Chambers Kitchen (Minneapolis, MN)
Individual chocolate cakes with molten centers: one could have a worse legacy in the culinary landscape of America. This singular inspiration from Jean-Georges Vongerichten has been released into the wild, resulting in over 20,000 Google hits for the recipe and frozen cakes to microwave at home.
Jean-Georges is a master chef. His namesake restaurant in New York is a foodie pilgrimage. His other properties are also destinations. And given the current instability of the Twin Cities’ restaurant scene, at least at the high end, we are pleased to have his hand in at the Chambers Kitchen.
In the basement of the Chambers Hotel in downtown Minneapolis, Chambers Kitchen is the hot new dining room, with plenty of modern art, modern attitude and modern cooking.
The menu is Asian-influenced, and most dishes offer a bit of spice.
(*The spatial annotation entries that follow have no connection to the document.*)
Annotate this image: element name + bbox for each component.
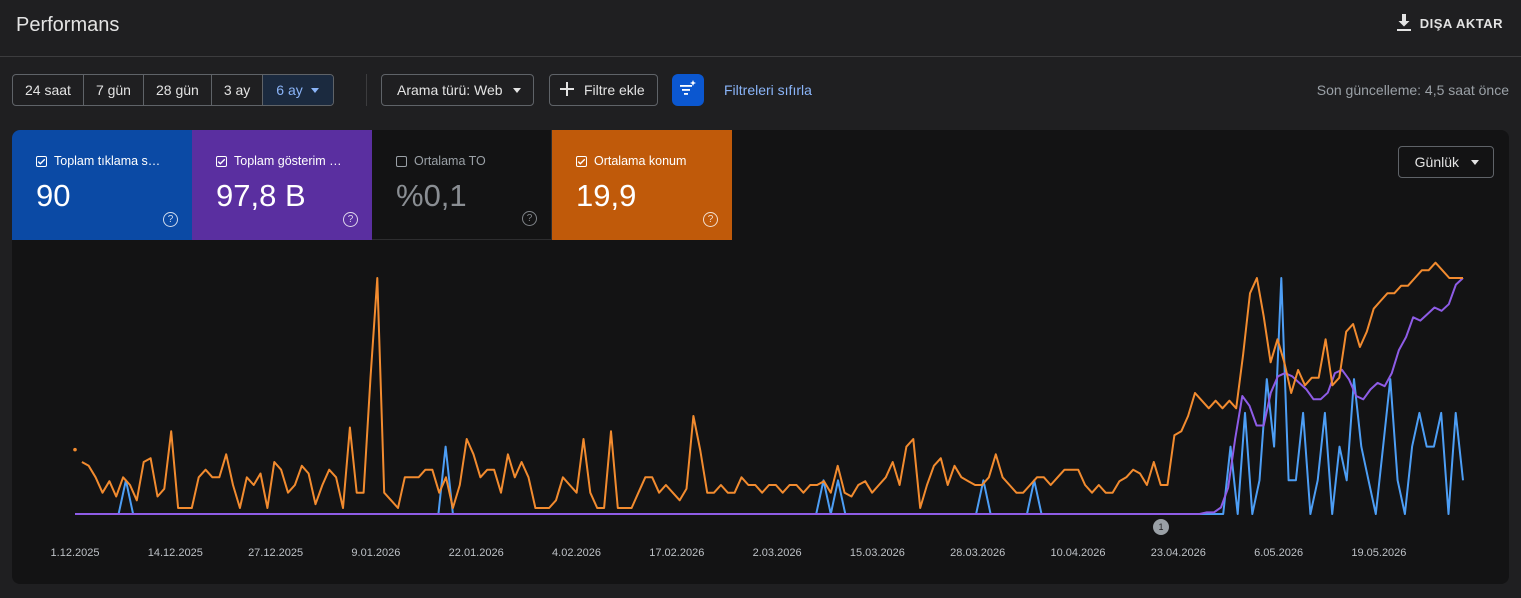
search-type-dropdown[interactable]: Arama türü: Web xyxy=(381,74,534,106)
performance-chart-card: 1.12.2025 14.12.2025 27.12.2025 9.01.2026 22… xyxy=(12,130,1509,584)
date-range-7d[interactable]: 7 gün xyxy=(84,75,144,105)
date-range-6m[interactable]: 6 ay xyxy=(263,75,333,105)
export-button[interactable]: DIŞA AKTAR xyxy=(1396,14,1503,32)
sparkle-filter-icon xyxy=(679,79,697,101)
add-filter-label: Filtre ekle xyxy=(584,82,645,98)
checkbox-checked-icon[interactable] xyxy=(36,155,47,167)
series-point-position-first xyxy=(73,447,77,452)
smart-filter-button[interactable] xyxy=(672,74,704,106)
date-range-24h[interactable]: 24 saat xyxy=(13,75,84,105)
x-tick-label: 10.04.2026 xyxy=(1050,547,1105,559)
last-update-text: Son güncelleme: 4,5 saat önce xyxy=(1316,82,1509,98)
granularity-dropdown[interactable]: Günlük xyxy=(1397,146,1494,178)
metric-card-impressions[interactable]: Toplam gösterim … 97,8 B ? xyxy=(192,130,372,240)
download-icon xyxy=(1396,14,1412,32)
toolbar: 24 saat 7 gün 28 gün 3 ay 6 ay Arama tür… xyxy=(12,74,1509,106)
granularity-label: Günlük xyxy=(1414,154,1459,170)
help-icon[interactable]: ? xyxy=(343,212,358,227)
checkbox-unchecked-icon[interactable] xyxy=(396,155,407,167)
x-tick-label: 2.03.2026 xyxy=(753,547,802,559)
date-range-6m-label: 6 ay xyxy=(276,82,303,98)
annotation-marker-label: 1 xyxy=(1158,522,1163,532)
help-icon[interactable]: ? xyxy=(703,212,718,227)
metric-label: Ortalama TO xyxy=(414,154,486,168)
page-title: Performans xyxy=(16,14,120,36)
metric-value: 19,9 xyxy=(576,178,637,213)
metric-value: 97,8 B xyxy=(216,178,306,213)
search-type-label: Arama türü: Web xyxy=(397,82,503,98)
x-tick-label: 14.12.2025 xyxy=(148,547,203,559)
x-tick-label: 4.02.2026 xyxy=(552,547,601,559)
x-tick-label: 28.03.2026 xyxy=(950,547,1005,559)
toolbar-divider xyxy=(366,74,367,106)
export-label: DIŞA AKTAR xyxy=(1419,15,1503,31)
x-tick-label: 22.01.2026 xyxy=(449,547,504,559)
date-range-28d[interactable]: 28 gün xyxy=(144,75,212,105)
plus-icon xyxy=(560,81,574,99)
metric-card-ctr[interactable]: Ortalama TO %0,1 ? xyxy=(372,130,552,240)
x-tick-label: 19.05.2026 xyxy=(1351,547,1406,559)
x-tick-label: 15.03.2026 xyxy=(850,547,905,559)
metric-label: Toplam gösterim … xyxy=(234,154,342,168)
x-tick-label: 6.05.2026 xyxy=(1254,547,1303,559)
metric-label: Toplam tıklama s… xyxy=(54,154,161,168)
metric-value: 90 xyxy=(36,178,71,213)
x-tick-label: 17.02.2026 xyxy=(649,547,704,559)
x-tick-label: 9.01.2026 xyxy=(351,547,400,559)
chevron-down-icon xyxy=(512,87,521,93)
chevron-down-icon xyxy=(310,87,319,93)
help-icon[interactable]: ? xyxy=(522,211,537,226)
metric-card-position[interactable]: Ortalama konum 19,9 ? xyxy=(552,130,732,240)
x-tick-label: 23.04.2026 xyxy=(1151,547,1206,559)
series-line-position xyxy=(81,261,1463,509)
x-tick-label: 27.12.2025 xyxy=(248,547,303,559)
reset-filters-link[interactable]: Filtreleri sıfırla xyxy=(724,82,812,98)
checkbox-checked-icon[interactable] xyxy=(576,155,587,167)
date-range-3m[interactable]: 3 ay xyxy=(212,75,264,105)
date-range-selector: 24 saat 7 gün 28 gün 3 ay 6 ay xyxy=(12,74,334,106)
metric-card-clicks[interactable]: Toplam tıklama s… 90 ? xyxy=(12,130,192,240)
help-icon[interactable]: ? xyxy=(163,212,178,227)
metric-label: Ortalama konum xyxy=(594,154,687,168)
chevron-down-icon xyxy=(1471,159,1479,165)
checkbox-checked-icon[interactable] xyxy=(216,155,227,167)
add-filter-button[interactable]: Filtre ekle xyxy=(549,74,658,106)
page-header: Performans DIŞA AKTAR xyxy=(0,0,1521,57)
metric-value: %0,1 xyxy=(396,178,467,213)
x-tick-label: 1.12.2025 xyxy=(51,547,100,559)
This is not spicy food, though; the heat is deftly worked in as a sublime bottom note to the overall flavor complexity. Our spice-sensitive friends loved the food, and so did we.
A couple of perfect dishes from the tasting menu: slabs of king oyster mushrooms and slices of avocado with chile oil and lime. The flavors and textures were earthy and smooth but perfectly accented by the lime and a bit of heat. Sounds simple, and it is, but it is also fabulous. And shrimp wrapped in bacon is a marvelous combination, but spiced with barely hot cumin, honey, and passion fruit mustard, the classic pairing is more pungent, sweet, and hot. Everyone swooned with joy over this dish.
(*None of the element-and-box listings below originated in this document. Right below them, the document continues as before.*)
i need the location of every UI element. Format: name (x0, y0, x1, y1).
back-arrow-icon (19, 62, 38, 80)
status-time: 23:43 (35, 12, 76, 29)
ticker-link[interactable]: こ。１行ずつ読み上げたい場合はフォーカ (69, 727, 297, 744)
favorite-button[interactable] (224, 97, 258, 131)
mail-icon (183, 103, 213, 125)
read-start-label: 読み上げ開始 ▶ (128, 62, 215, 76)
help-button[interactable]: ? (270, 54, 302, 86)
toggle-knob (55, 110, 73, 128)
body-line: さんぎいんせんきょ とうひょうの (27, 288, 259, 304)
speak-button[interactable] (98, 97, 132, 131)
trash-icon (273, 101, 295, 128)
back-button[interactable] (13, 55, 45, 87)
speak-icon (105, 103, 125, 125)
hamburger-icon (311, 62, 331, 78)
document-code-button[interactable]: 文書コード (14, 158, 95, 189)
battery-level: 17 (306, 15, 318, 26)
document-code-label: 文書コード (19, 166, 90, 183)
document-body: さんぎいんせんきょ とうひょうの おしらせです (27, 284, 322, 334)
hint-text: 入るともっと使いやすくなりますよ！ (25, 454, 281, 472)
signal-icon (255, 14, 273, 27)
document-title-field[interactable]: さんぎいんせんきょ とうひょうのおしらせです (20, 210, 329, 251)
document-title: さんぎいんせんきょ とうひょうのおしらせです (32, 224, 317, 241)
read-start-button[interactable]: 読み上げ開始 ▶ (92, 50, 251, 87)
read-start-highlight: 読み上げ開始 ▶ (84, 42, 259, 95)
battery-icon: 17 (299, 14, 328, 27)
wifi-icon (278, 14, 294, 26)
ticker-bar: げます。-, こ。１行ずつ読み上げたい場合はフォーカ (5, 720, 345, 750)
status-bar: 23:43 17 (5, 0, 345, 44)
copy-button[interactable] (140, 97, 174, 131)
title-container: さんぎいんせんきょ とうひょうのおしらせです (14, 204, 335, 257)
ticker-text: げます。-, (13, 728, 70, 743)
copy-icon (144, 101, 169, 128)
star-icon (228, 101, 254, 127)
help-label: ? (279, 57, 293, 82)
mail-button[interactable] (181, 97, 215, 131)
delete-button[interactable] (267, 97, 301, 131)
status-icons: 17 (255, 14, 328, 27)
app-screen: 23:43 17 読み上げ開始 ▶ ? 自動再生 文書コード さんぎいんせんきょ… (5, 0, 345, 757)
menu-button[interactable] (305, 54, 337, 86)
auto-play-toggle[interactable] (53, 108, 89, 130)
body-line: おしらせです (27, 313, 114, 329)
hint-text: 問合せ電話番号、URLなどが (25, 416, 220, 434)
Almost as good was the mahi-mahi with Malaysian chile sauce. The heat of the sauce was balanced with Thai basil and diced celery, and the whole dish had a remarkably complex flavor, given the simple ingredients.
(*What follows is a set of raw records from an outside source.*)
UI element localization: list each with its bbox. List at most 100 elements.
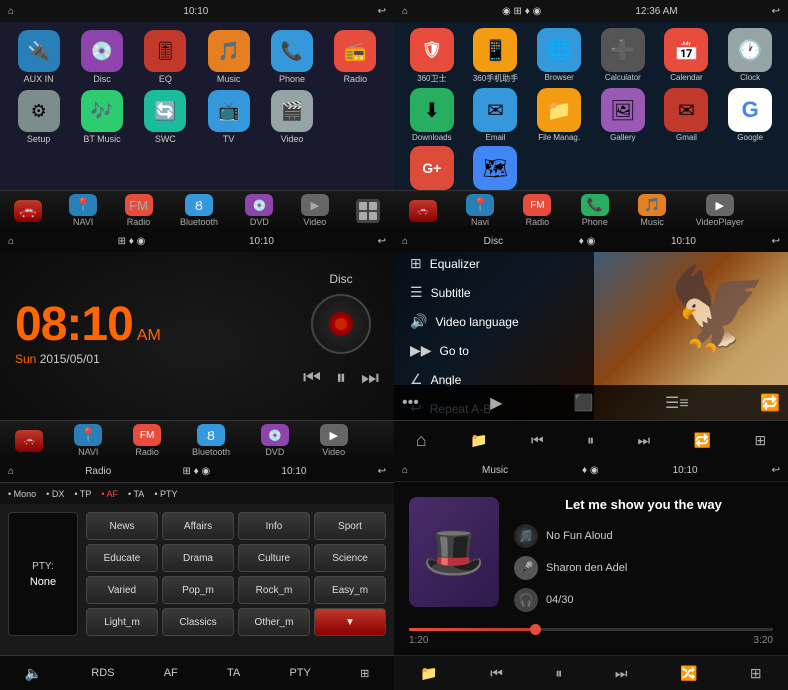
ta-btn[interactable]: TA xyxy=(227,667,240,679)
next-dvd[interactable]: ⏭ xyxy=(638,432,651,449)
nav-navi-p3[interactable]: 📍 NAVI xyxy=(74,424,102,457)
app-calendar[interactable]: 📅 Calendar xyxy=(657,28,717,84)
btn-drama[interactable]: Drama xyxy=(162,544,234,572)
app-calculator[interactable]: ➕ Calculator xyxy=(593,28,653,84)
btn-other-m[interactable]: Other_m xyxy=(238,608,310,636)
nav-car-btn-p2[interactable]: 🚗 xyxy=(409,200,437,222)
settings-radio[interactable]: ⊞ xyxy=(360,667,369,680)
btn-educate[interactable]: Educate xyxy=(86,544,158,572)
app-google[interactable]: G Google xyxy=(720,88,780,142)
nav-navi-p2[interactable]: 📍 Navi xyxy=(466,194,494,227)
nav-bt-p3[interactable]: Ȣ Bluetooth xyxy=(192,424,230,457)
app-browser[interactable]: 🌐 Browser xyxy=(529,28,589,84)
nav-radio-p2[interactable]: FM Radio xyxy=(523,194,551,227)
btn-pop-m[interactable]: Pop_m xyxy=(162,576,234,604)
next-bottom-btn[interactable]: ⏭ xyxy=(615,665,628,682)
nav-music-p2[interactable]: 🎵 Music xyxy=(638,194,666,227)
btn-easy-m[interactable]: Easy_m xyxy=(314,576,386,604)
play-btn-dvd[interactable]: ▶ xyxy=(490,393,502,413)
nav-car-btn[interactable]: 🚗 xyxy=(14,200,42,222)
app-swc[interactable]: 🔄 SWC xyxy=(137,90,194,144)
play-bottom-btn[interactable]: ⏸ xyxy=(555,665,562,682)
grid-icon[interactable] xyxy=(356,199,380,223)
app-clock[interactable]: 🕐 Clock xyxy=(720,28,780,84)
home-bottom-p4[interactable]: ⌂ xyxy=(416,430,427,451)
btn-culture[interactable]: Culture xyxy=(238,544,310,572)
apps-grid-p1: 🔌 AUX IN 💿 Disc 🎚 EQ 🎵 Music 📞 Phone 📻 R… xyxy=(0,22,394,152)
af-btn[interactable]: AF xyxy=(164,667,178,679)
nav-dvd[interactable]: 💿 DVD xyxy=(245,194,273,227)
home-icon-p3: ⌂ xyxy=(8,236,14,247)
nav-bt[interactable]: Ȣ Bluetooth xyxy=(180,194,218,227)
btn-light-m[interactable]: Light_m xyxy=(86,608,158,636)
back-icon-p3: ↩ xyxy=(378,236,386,247)
nav-navi[interactable]: 📍 NAVI xyxy=(69,194,97,227)
eq-music-btn[interactable]: ⊞ xyxy=(750,665,762,682)
nav-video[interactable]: ▶ Video xyxy=(301,194,329,227)
settings-dvd[interactable]: ⊞ xyxy=(755,432,767,449)
setup-label: Setup xyxy=(27,134,51,144)
nav-dvd-p3[interactable]: 💿 DVD xyxy=(261,424,289,457)
app-file-manager[interactable]: 📁 File Manag. xyxy=(529,88,589,142)
app-downloads[interactable]: ⬇ Downloads xyxy=(402,88,462,142)
stop-btn-dvd[interactable]: ⬛ xyxy=(574,393,594,413)
repeat-icon-dvd[interactable]: 🔁 xyxy=(760,393,780,413)
btn-varied[interactable]: Varied xyxy=(86,576,158,604)
app-gallery[interactable]: 🖼 Gallery xyxy=(593,88,653,142)
nav-video-p3[interactable]: ▶ Video xyxy=(320,424,348,457)
play-pause-btn[interactable]: ⏸ xyxy=(336,367,346,390)
app-360-assistant[interactable]: 📱 360手机助手 xyxy=(466,28,526,84)
repeat-dvd[interactable]: 🔁 xyxy=(694,432,711,449)
menu-equalizer[interactable]: ⊞ Equalizer xyxy=(402,250,586,277)
nav-radio[interactable]: FM Radio xyxy=(125,194,153,227)
btn-affairs[interactable]: Affairs xyxy=(162,512,234,540)
app-video[interactable]: 🎬 Video xyxy=(263,90,320,144)
app-setup[interactable]: ⚙ Setup xyxy=(10,90,67,144)
prev-btn[interactable]: ⏮ xyxy=(303,367,321,390)
btn-science[interactable]: Science xyxy=(314,544,386,572)
app-aux-in[interactable]: 🔌 AUX IN xyxy=(10,30,67,84)
menu-go-to[interactable]: ▶▶ Go to xyxy=(402,337,586,364)
nav-radio-p3[interactable]: FM Radio xyxy=(133,424,161,457)
phone-label-p2: Phone xyxy=(582,217,608,227)
radio-body: PTY: None News Affairs Info Sport Educat… xyxy=(0,504,394,644)
menu-video-language[interactable]: 🔊 Video language xyxy=(402,308,586,335)
pty-btn[interactable]: PTY xyxy=(289,667,310,679)
next-btn[interactable]: ⏭ xyxy=(361,367,379,390)
time-p4: 10:10 xyxy=(671,236,696,247)
btn-info[interactable]: Info xyxy=(238,512,310,540)
folder-music-btn[interactable]: 📁 xyxy=(420,665,437,682)
prev-bottom-btn[interactable]: ⏮ xyxy=(490,665,503,682)
app-phone[interactable]: 📞 Phone xyxy=(263,30,320,84)
btn-rock-m[interactable]: Rock_m xyxy=(238,576,310,604)
nav-phone-p2[interactable]: 📞 Phone xyxy=(581,194,609,227)
rds-btn[interactable]: RDS xyxy=(91,667,114,679)
app-disc[interactable]: 💿 Disc xyxy=(73,30,130,84)
app-gmail[interactable]: ✉ Gmail xyxy=(657,88,717,142)
play-dvd[interactable]: ⏸ xyxy=(587,432,594,449)
app-radio[interactable]: 📻 Radio xyxy=(327,30,384,84)
nav-car-btn-p3[interactable]: 🚗 xyxy=(15,430,43,452)
navi-label-p2: Navi xyxy=(471,217,489,227)
menu-dots[interactable]: ••• xyxy=(402,394,419,412)
app-360-security[interactable]: 🛡 360卫士 xyxy=(402,28,462,84)
menu-icon-dvd[interactable]: ☰≡ xyxy=(665,393,689,413)
app-eq[interactable]: 🎚 EQ xyxy=(137,30,194,84)
btn-classics[interactable]: Classics xyxy=(162,608,234,636)
menu-subtitle[interactable]: ☰ Subtitle xyxy=(402,279,586,306)
shuffle-btn[interactable]: 🔀 xyxy=(680,665,697,682)
nav-videoplayer-p2[interactable]: ▶ VideoPlayer xyxy=(696,194,744,227)
indicator-ta: • TA xyxy=(128,489,144,499)
prev-dvd[interactable]: ⏮ xyxy=(531,432,544,449)
folder-icon-p4[interactable]: 📁 xyxy=(470,432,487,449)
album-name: Sharon den Adel xyxy=(546,562,627,574)
app-bt-music[interactable]: 🎶 BT Music xyxy=(73,90,130,144)
progress-bar[interactable] xyxy=(409,628,773,631)
bottom-nav-p3: 🚗 📍 NAVI FM Radio Ȣ Bluetooth 💿 DVD ▶ Vi… xyxy=(0,420,394,460)
app-music[interactable]: 🎵 Music xyxy=(200,30,257,84)
btn-sport[interactable]: Sport xyxy=(314,512,386,540)
app-tv[interactable]: 📺 TV xyxy=(200,90,257,144)
btn-scroll-down[interactable]: ▼ xyxy=(314,608,386,636)
btn-news[interactable]: News xyxy=(86,512,158,540)
app-email[interactable]: ✉ Email xyxy=(466,88,526,142)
The only clunker we found was the duck à l’orange. The garnish of crystallized ginger and pear clashed badly with the kohlrabi puree. It was startling. The other dishes were spot on, and this one was all over the place.
Which brings us to dessert. Yes, there’s a dessert menu, but we recommend ordering the dessert tasting. In fact, you can eat somewhere else and then go to Chambers Kitchen; they take dessert reservations after 9:30 p.m.
And then desserts will rain down on your table. Caramelized banana cake. Passion fruit soufflé. Crème fraiche cheesecake with kumquat marmalade. The famed liquid-center chocolate cake. And the sorbets: blood orange, condensed milk, raspberry chili, lemongrass and more, each in its own small container. Pass them around. Fight over your favorites. There isn’t a better dessert course in the Twin Cities.
None of this is cheap. Appetizers are $7–$14, and entrees are $18–$34. The seven-course tasting menu with the dessert tasting (we recommend this tour through the restaurant’s repertoire) is $85, $130 with the wine pairing. Desserts are $7; the tasting menu is $10 per person. Add wine, and you’re easily spending $100 per person.
Chambers Kitchen feels like a New York transplant. Sure, the young dressed-in-black waiters could do better to radiate a little Midwestern charm, but they’re neither pretentious nor unwelcoming. They clearly want you to have a good meal, and based on everything we’ve tried, you definitely will.